Well, not exactly. Bear with me.
Returning to Lethbridge from Ottawa last year, I got caught in a weather delay in Toronto. Realizing that I would miss my connecting flight in Calgary, I worked my way to the front of a long queue at the gate. Air Canada had only one later flight scheduled to Lethbridge, and I did not want to leave to chance that I would, over the course of the next six hours, get automatically re-booked to it. Passengers beginning their journeys in Toronto were concerned about missing their own connections, their own bus journeys to Banff, their live events in Calgary that night. Some were abandoning their trips, resigned to simply take cabs back home.
With about a half-dozen people queued behind me with their own questions, I heard paged to our gate Catriona LeMay Doan, the Olympian. I suspect she was awaiting an upgrade, and so I was not surprised to see a tall, strikingly athletic woman materialize immediately at my side, and she quickly walked forward to approach the agent.
"Hey! There's a line here!" one woman yelled. "Wait your turn!" snapped another man. Ms Doan stopped in her tracks.
Now, I believe that I was, at that moment, in the midst of a genuine Canadian incident, one way or another. Were the angry individuals behind me not ready to make a concession to social hierarchy? I actually think that, as stressed as they were, they did not recognize Ms Doan, had not heard Air Canada summon her. Was Ms Doan, a legend in Canadian sports, deferring to the angry mob in a way that, say, an American celebrity might never do?
Ever the Canadian gentleman, of course, I stepped in. "Folks," I said. "She's been paged." We made eye contact for a moment -- I wish she'd thanked me, I must admit -- and the multiple gold medalist passed on without further comment.
Now, without that simple courtesy, itself a profoundly Canadian gesture, might Ms Doan have been overtaken by an angry mob? Unlikely. But during that interminable wait for the hydraulic cauldron to assemble itself in Vancouver on Friday night, I liked to imagine that I helped contribute to the health and good fortune she has experienced, the series of events that brought her, over the period of the past eighteen months, to stand again in front of a world-wide audience. Happy to have been of assistance, ma'am.

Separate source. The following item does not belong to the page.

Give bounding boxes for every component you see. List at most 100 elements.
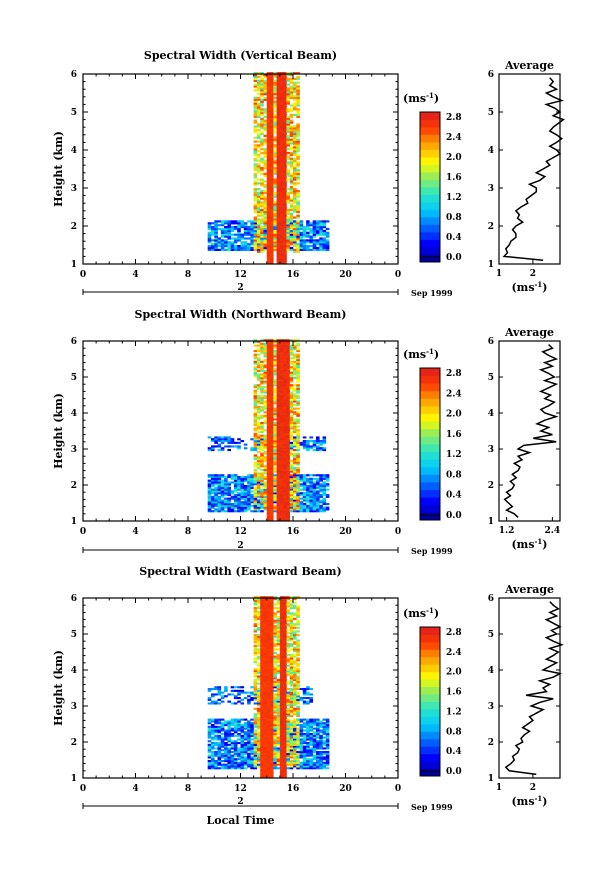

The announcers for NBC coverage of the Opening Ceremonies at the Winter Olympics marveled at the participation of prominent Canadians from different walks of life. And I wondered, of course, that, if one had heard Sarah McLachlan, would one know Romeo Dallaire? Would one who remembered Betty Fox have ever seen Steve Nash play? Do people have albums from both Measha Brueggergosman and k.d. lang? I too often hear the cultural snobbery (or reverse cultural snobbery) of people who claim to be ignorant of certain elements of our culture, popular or otherwise. My brush with Ms Doan in Toronto was made possible because someone who spent his formative years locked away in a library still places great importance on maintaining his cultural literacy. While it might be to some a badge of honor to not know who is Britney Spears, that is, to me, as puzzling as being proud never to have spent money to watch a subtitled film in a theater. What I took from Friday night is a reminder that our citizenship is rooted in an awareness of all elements of our culture.